Some computer networks, such as the world wide web (or “internet”), employ protocols that require certain initialization steps to be performed between devices on the network before data can be transmitted between the devices. For example, the internet employs transmission control protocol (TCP) to facilitate transmission of data packets between end systems on the internet A three-way TCP handshake can be required to initiate and synchronize communication between end systems seeking to transmit data over the internet. The three-way handshake can begin with the transmission of a synchronization (SYN) packet from a client end system to a server end system. Upon receiving the SYN packet, the server can respond to the client with a synchronization acknowledgment packet (SYN-ACK), notifying the client that the SYN packet has been received and accepted. After receiving the SYN-ACK packet, the client completes the three-way handshake by transmitting an acknowledgement packet (ACK) to the server before finally sending packets requesting data from the server. Considering that SYN, SYN-ACK, and ACK packets can be quite small, particularly in comparison to packets of content data transmitted between client and server, completion of a three-way handshake can often be quite quick. However, in other instances, a TCP handshake can add up to two or more seconds to the overall communication latency, for example, when SYN or SYN-ACK packets are dropped and need to be re-sent, where multiple hops are required to transmit packets between end systems (for example, in remote or underdeveloped locations), or where network traffic is high between the client and server.

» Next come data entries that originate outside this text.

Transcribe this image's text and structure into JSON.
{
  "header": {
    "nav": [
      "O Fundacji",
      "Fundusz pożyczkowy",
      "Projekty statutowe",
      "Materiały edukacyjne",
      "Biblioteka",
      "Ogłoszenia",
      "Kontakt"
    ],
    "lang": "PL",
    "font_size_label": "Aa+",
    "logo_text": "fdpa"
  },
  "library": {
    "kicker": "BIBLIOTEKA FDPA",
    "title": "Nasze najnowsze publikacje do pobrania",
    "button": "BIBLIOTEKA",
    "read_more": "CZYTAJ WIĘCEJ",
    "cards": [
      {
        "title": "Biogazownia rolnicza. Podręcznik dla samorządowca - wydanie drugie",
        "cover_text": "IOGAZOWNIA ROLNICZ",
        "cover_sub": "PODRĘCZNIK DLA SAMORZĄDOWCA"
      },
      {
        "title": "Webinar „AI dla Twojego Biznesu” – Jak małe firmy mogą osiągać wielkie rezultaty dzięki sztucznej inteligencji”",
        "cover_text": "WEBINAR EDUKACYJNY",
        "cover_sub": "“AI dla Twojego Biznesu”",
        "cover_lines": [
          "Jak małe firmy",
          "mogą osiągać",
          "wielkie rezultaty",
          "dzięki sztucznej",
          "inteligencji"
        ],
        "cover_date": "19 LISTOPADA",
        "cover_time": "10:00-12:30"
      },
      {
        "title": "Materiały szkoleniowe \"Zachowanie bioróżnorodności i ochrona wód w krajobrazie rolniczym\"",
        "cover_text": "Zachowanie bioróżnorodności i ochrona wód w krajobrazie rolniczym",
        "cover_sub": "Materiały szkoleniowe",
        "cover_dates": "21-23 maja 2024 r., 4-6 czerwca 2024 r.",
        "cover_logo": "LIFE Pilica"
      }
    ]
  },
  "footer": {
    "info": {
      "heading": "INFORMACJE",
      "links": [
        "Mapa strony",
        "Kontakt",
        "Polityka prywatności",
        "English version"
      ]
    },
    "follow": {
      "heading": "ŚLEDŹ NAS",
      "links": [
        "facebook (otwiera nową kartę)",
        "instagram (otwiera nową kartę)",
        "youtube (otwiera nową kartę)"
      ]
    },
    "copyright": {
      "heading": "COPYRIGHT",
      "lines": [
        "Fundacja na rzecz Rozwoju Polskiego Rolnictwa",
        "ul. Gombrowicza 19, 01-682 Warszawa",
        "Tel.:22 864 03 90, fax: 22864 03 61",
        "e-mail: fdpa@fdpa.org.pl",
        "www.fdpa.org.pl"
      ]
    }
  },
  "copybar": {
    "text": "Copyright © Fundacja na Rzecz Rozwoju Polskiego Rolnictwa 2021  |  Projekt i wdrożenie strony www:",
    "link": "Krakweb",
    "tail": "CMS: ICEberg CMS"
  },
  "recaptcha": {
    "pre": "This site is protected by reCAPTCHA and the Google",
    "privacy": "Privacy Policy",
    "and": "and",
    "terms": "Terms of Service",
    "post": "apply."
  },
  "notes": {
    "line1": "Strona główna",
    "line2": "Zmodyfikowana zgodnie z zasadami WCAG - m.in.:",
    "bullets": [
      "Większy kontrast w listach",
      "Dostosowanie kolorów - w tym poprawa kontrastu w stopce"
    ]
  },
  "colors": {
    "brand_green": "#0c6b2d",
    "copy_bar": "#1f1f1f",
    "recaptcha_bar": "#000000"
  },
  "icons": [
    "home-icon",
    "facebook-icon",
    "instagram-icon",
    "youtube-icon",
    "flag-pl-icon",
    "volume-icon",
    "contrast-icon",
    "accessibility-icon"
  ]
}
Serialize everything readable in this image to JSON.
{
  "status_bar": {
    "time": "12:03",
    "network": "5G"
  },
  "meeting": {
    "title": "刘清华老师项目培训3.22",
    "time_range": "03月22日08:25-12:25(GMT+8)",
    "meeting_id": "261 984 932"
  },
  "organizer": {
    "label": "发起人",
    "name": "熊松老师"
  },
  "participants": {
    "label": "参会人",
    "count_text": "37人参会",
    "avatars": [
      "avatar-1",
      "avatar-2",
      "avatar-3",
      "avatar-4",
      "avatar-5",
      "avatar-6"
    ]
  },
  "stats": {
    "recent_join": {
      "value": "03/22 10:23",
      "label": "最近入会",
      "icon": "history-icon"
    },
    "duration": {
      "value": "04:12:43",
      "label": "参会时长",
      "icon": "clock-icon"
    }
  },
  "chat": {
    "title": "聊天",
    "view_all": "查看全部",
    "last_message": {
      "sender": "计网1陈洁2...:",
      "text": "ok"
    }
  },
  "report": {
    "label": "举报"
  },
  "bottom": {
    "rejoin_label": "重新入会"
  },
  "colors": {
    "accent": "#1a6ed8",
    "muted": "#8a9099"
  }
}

Some decentralized networks, including the internet, decentralize management of network addressing and domain name associations, for example, through the domain name service (DNS). The internet, in order to make addressing more intuitive and human-friendly, also employs (DNS) as well as uniform resource locators (URLs). Each computer on the internet can have a domain name associated with it. These domain names can be meaningful words or phrases, allowing human users to easily indicate a source or destination relating to a request for data, such as hypertext markup language (HTML) files capable of being rendered by a web browser into a webpage. Domain names, such as those employed in DNS, may need to first be resolved, or translated, into their actual network addresses, such as an IP address, in order for a computer to understand a request for data from and/or initiate communication with computers associated with the domain names. A limited number of centralized root servers are employed by DNS to catalog which domain names are associated with which IP address. Additionally, thousands of decentralized name servers can also be employed to manage subsets of domain name associations, thereby limiting the need for resolution requests to be forwarded to root servers for the millions of domain resolution calls made each day. Typically a name server will receive a request from a client computer to resolve a given domain name. Sometimes the first name server contacted will be able to resolve the domain, although in other instances the first name server will need to redirect the client computer to further name servers for resolution of the domain name, in some instances even leading to a query of a root name server. Accordingly, resolution of a domain name can be as quick as a few milliseconds to as long as two or more seconds. To decrease the number of DNS queries, as well as the latency associated with these queries, caching of recent domain name resolutions has emerged as a popular technique for limiting calls to name servers.